Wildlife Conservation Officer Dave Allen was conducting a routine patrol on State Game Lands 187 in Dennison Township on Sept. 6 when he noticed a new trail that led to something that was anything but normal.
Allen discovered an opening in the forest containing 170 mature marijuana plants with a street value of more than $200,000, according to authorities.
The discovery came after Allen saw a vehicle in the area allegedly driven by Thomas Dalton, 47, of Airy Street in Wilkes-Barre. A search of Dalton’s vehicle yielded a 125-gallon plastic water tank, an electric pump and other equipment consistent with the cultivation of marijuana, authorities said.
Dalton surrendered Wednesday and was charged with one felony count each of manufacture of a controlled substance and possession with the intent to deliver a controlled substance, plus one misdemeanor count of possession of a controlled substance.
Dalton also is charged with violating the Game and Wildlife Code by unlawfully traveling by motorized vehicle on state game lands, possessing a controlled substance or drug paraphernalia, using game lands for commercial purpose and other violations.
Dalton allegedly told Allen and agents with the state Attorney General’s Office he planted the marijuana at the game lands location earlier this year.
The charges were filed by both the Pennsylvania Game Commission and the state Office of Attorney General at the office of District Judge Gerald Feissner in Freeland on Wednesday and forwarded to Luzerne County Court. Dalton was released on his own recognizance.
Allen said SGL 187 is heavily used and he was surprised the marijuana plants were not discovered sooner. It was the largest marijuana cultivation that he has encountered on game lands in the area, he said.

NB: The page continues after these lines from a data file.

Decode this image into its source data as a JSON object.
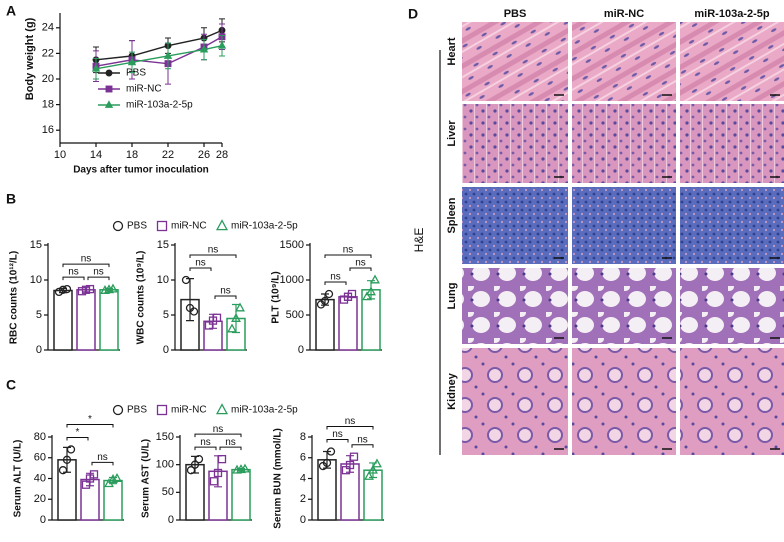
{
  "panels": [
    "A",
    "B",
    "C",
    "D"
  ],
  "legend_b": [
    "PBS",
    "miR-NC",
    "miR-103a-2-5p"
  ],
  "legend_c": [
    "PBS",
    "miR-NC",
    "miR-103a-2-5p"
  ],
  "chart_data": [
    {
      "type": "line",
      "xlabel": "Days after tumor inoculation",
      "ylabel": "Body weight (g)",
      "x": [
        14,
        18,
        22,
        26,
        28
      ],
      "xlim": [
        10,
        28
      ],
      "xticks": [
        10,
        14,
        18,
        22,
        26,
        28
      ],
      "ylim": [
        15,
        25
      ],
      "yticks": [
        16,
        18,
        20,
        22,
        24
      ],
      "series": [
        {
          "name": "PBS",
          "color": "#222222",
          "marker": "circle",
          "values": [
            21.5,
            21.8,
            22.6,
            23.2,
            23.8
          ],
          "errors": [
            1.0,
            1.2,
            0.6,
            0.8,
            0.9
          ]
        },
        {
          "name": "miR-NC",
          "color": "#7b3294",
          "marker": "square",
          "values": [
            21.0,
            21.5,
            21.2,
            22.5,
            23.3
          ],
          "errors": [
            1.2,
            1.5,
            1.6,
            1.0,
            1.0
          ]
        },
        {
          "name": "miR-103a-2-5p",
          "color": "#2a9d5c",
          "marker": "triangle",
          "values": [
            20.8,
            21.3,
            21.8,
            22.3,
            22.6
          ],
          "errors": [
            0.8,
            0.8,
            1.0,
            0.8,
            0.8
          ]
        }
      ]
    },
    {
      "type": "bar",
      "ylabel": "RBC counts (10¹²/L)",
      "ylim": [
        0,
        15
      ],
      "yticks": [
        0,
        5,
        10,
        15
      ],
      "colors": [
        "#222222",
        "#7b3294",
        "#2a9d5c"
      ],
      "markers": [
        "circle",
        "square",
        "triangle"
      ],
      "values": [
        8.5,
        8.6,
        8.6
      ],
      "errors": [
        0.3,
        0.3,
        0.2
      ],
      "points": [
        [
          8.3,
          8.6,
          8.7
        ],
        [
          8.4,
          8.6,
          8.7
        ],
        [
          8.5,
          8.6,
          8.7
        ]
      ],
      "significance": [
        "ns",
        "ns",
        "ns"
      ]
    },
    {
      "type": "bar",
      "ylabel": "WBC counts (10⁹/L)",
      "ylim": [
        0,
        15
      ],
      "yticks": [
        0,
        5,
        10,
        15
      ],
      "colors": [
        "#222222",
        "#7b3294",
        "#2a9d5c"
      ],
      "markers": [
        "circle",
        "square",
        "triangle"
      ],
      "values": [
        7.2,
        4.1,
        4.5
      ],
      "errors": [
        3.0,
        1.0,
        2.0
      ],
      "points": [
        [
          10,
          6,
          5.5
        ],
        [
          3.5,
          4.2,
          4.6
        ],
        [
          3,
          4.5,
          6
        ]
      ],
      "significance": [
        "ns",
        "ns",
        "ns"
      ]
    },
    {
      "type": "bar",
      "ylabel": "PLT (10⁹/L)",
      "ylim": [
        0,
        1500
      ],
      "yticks": [
        0,
        500,
        1000,
        1500
      ],
      "colors": [
        "#222222",
        "#7b3294",
        "#2a9d5c"
      ],
      "markers": [
        "circle",
        "square",
        "triangle"
      ],
      "values": [
        720,
        760,
        860
      ],
      "errors": [
        80,
        50,
        130
      ],
      "points": [
        [
          650,
          700,
          800
        ],
        [
          720,
          760,
          800
        ],
        [
          760,
          830,
          1000
        ]
      ],
      "significance": [
        "ns",
        "ns",
        "ns"
      ]
    },
    {
      "type": "bar",
      "ylabel": "Serum ALT (U/L)",
      "ylim": [
        0,
        80
      ],
      "yticks": [
        0,
        20,
        40,
        60,
        80
      ],
      "colors": [
        "#222222",
        "#7b3294",
        "#2a9d5c"
      ],
      "markers": [
        "circle",
        "square",
        "triangle"
      ],
      "values": [
        58,
        39,
        38
      ],
      "errors": [
        12,
        6,
        3
      ],
      "points": [
        [
          48,
          58,
          68
        ],
        [
          34,
          40,
          44
        ],
        [
          35,
          39,
          40
        ]
      ],
      "significance": [
        "*",
        "ns",
        "*"
      ]
    },
    {
      "type": "bar",
      "ylabel": "Serum AST (U/L)",
      "ylim": [
        0,
        150
      ],
      "yticks": [
        0,
        50,
        100,
        150
      ],
      "colors": [
        "#222222",
        "#7b3294",
        "#2a9d5c"
      ],
      "markers": [
        "circle",
        "square",
        "triangle"
      ],
      "values": [
        100,
        88,
        91
      ],
      "errors": [
        15,
        28,
        2
      ],
      "points": [
        [
          90,
          100,
          110
        ],
        [
          70,
          85,
          110
        ],
        [
          90,
          91,
          92
        ]
      ],
      "significance": [
        "ns",
        "ns",
        "ns"
      ]
    },
    {
      "type": "bar",
      "ylabel": "Serum BUN (mmol/L)",
      "ylim": [
        0,
        8
      ],
      "yticks": [
        0,
        2,
        4,
        6,
        8
      ],
      "colors": [
        "#222222",
        "#7b3294",
        "#2a9d5c"
      ],
      "markers": [
        "circle",
        "square",
        "triangle"
      ],
      "values": [
        5.8,
        5.4,
        4.8
      ],
      "errors": [
        0.8,
        0.8,
        0.7
      ],
      "points": [
        [
          5.2,
          5.5,
          6.6
        ],
        [
          4.8,
          5.3,
          6.1
        ],
        [
          4.2,
          4.8,
          5.4
        ]
      ],
      "significance": [
        "ns",
        "ns",
        "ns"
      ]
    }
  ],
  "histology": {
    "columns": [
      "PBS",
      "miR-NC",
      "miR-103a-2-5p"
    ],
    "rows": [
      "Heart",
      "Liver",
      "Spleen",
      "Lung",
      "Kidney"
    ],
    "stain": "H&E"
  }
}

“This individual cleared out an area of forest about a quarter of an acre in size and established a road and parking area at the site,” Allen said. “The plants were several inches thick at the base of the stalk and stood up to 16 feet high.”
Bill Williams, Game Commission spokesman for the Northeast Region, said officers occasionally come across areas where a handful of marijuana plants were planted, but nothing on this scale.
“This incident is the largest I’ve heard about in the state occurring on game lands,” Williams said.
The plants were removed and burned, and the site will be allowed to revert back to forest, Williams added.
With archery season opening this Saturday, followed by other fall hunting seasons, Williams advised hunters to call the Game Commission if they encounter any drug-related activity on game lands.
“It’s rare, but we’ve had officers come across small areas of plants and even evidence of meth production in Bradford County,” Williams said. “If you do come across such a site, call us. Don’t investigate it because these areas can be booby-trapped or monitored by cameras.”
The incident also means that wildlife conservation officers will be on high alert for any suspicious activity occurring on game lands.
“Our conservation officers are extremely active in patrolling state game lands to detect criminal activity and any abuse of our natural resources,” said Daniel Figured, the commission’s Northeast regional director. “The agency intends to prosecute individuals who commit these types of crimes to the fullest extent of the law.”
Wildlife conservation officers from the Game Commission’s Northeast Region were assisted in the investigation by narcotics agents from the state Office of Attorney General, the Pennsylvania State Police and members of the Luzerne County Drug Task Force.